I think it's a very good idea.
Depending on "country" and age they have been used and manipulated in very different ways. Depending on that a speciallized industry is required, because "making" stone bricks its a totally different proces than the adobe ones.
Also they could be just normal big rocks or boulders, like those used in the pyriness area for example:

This house looks quite modern, so its probably not a good example. But you can see on it the kind of materials used. That house is from la vall d'Aran, in the south of the Pyrinees.
From the wikipedia
Cement, chemically speaking, is a product including lime as the primary curing ingredient, but it is far from the first material used for cementation. The Babylonians and Assyrians used bitumen to bind together burnt brick or alabaster slabs. In Egypt stone blocks were cemented together with mortar, a combination of sand and roughly burnt gypsum (CaSO4·2H2O), which often contained calcium carbonate (CaCO3).High or later iron age on nordic countries lasted until IX Century AC if I'm right.

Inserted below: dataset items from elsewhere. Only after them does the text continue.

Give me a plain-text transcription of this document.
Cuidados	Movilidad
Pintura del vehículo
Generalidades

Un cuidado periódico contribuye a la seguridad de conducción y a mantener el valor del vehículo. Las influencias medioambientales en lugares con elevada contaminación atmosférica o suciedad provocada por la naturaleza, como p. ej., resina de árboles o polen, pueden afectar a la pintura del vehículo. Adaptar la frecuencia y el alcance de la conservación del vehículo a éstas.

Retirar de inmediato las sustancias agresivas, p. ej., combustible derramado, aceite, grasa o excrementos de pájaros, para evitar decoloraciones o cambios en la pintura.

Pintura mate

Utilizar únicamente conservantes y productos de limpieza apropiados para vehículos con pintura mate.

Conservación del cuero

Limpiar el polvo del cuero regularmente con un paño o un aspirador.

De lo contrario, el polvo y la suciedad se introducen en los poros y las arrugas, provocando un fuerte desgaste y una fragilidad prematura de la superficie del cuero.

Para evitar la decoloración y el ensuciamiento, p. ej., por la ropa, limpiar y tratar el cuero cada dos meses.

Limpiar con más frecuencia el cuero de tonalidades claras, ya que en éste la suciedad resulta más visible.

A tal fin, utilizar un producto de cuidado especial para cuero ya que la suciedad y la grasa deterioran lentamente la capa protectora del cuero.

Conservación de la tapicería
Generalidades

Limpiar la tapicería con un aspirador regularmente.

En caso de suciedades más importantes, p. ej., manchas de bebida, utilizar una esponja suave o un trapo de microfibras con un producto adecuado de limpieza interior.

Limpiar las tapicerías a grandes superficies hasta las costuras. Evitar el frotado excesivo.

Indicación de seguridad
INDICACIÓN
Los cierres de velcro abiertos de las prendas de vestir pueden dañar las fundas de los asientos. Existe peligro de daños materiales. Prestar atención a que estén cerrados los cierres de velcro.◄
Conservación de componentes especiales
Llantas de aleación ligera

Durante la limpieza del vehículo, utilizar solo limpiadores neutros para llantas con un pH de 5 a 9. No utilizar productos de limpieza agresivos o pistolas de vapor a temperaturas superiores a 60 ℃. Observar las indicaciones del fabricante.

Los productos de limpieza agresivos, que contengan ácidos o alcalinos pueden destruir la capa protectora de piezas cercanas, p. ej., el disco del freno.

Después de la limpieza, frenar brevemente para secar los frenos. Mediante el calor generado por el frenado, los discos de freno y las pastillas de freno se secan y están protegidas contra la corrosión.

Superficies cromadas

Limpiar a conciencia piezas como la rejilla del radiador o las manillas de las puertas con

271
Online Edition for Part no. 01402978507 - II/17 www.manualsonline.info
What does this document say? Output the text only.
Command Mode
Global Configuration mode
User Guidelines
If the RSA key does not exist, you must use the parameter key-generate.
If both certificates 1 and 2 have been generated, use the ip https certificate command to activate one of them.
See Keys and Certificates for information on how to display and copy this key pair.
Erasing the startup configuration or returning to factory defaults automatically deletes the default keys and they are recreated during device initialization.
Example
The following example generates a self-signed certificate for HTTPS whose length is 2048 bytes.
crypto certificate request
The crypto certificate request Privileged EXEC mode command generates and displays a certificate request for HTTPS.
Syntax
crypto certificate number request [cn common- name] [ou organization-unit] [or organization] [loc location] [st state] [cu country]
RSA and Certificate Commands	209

What I don't know is if this fits in the nordic lands of haven, where extreme cold was something unavoidable.
Nothing a bit of research cannot answer. I'll have a look.
I see this very plausible.
Edit: Right now you can endlessly dig ore and materials from the first lyer if you dig on mountains. Thats not logical in a game where resources have limits. Even if their q wony go much far. The solution could be making stone mountains leverable, at least a bit enough to run out of materials. Some stone falls could be added to make it more real.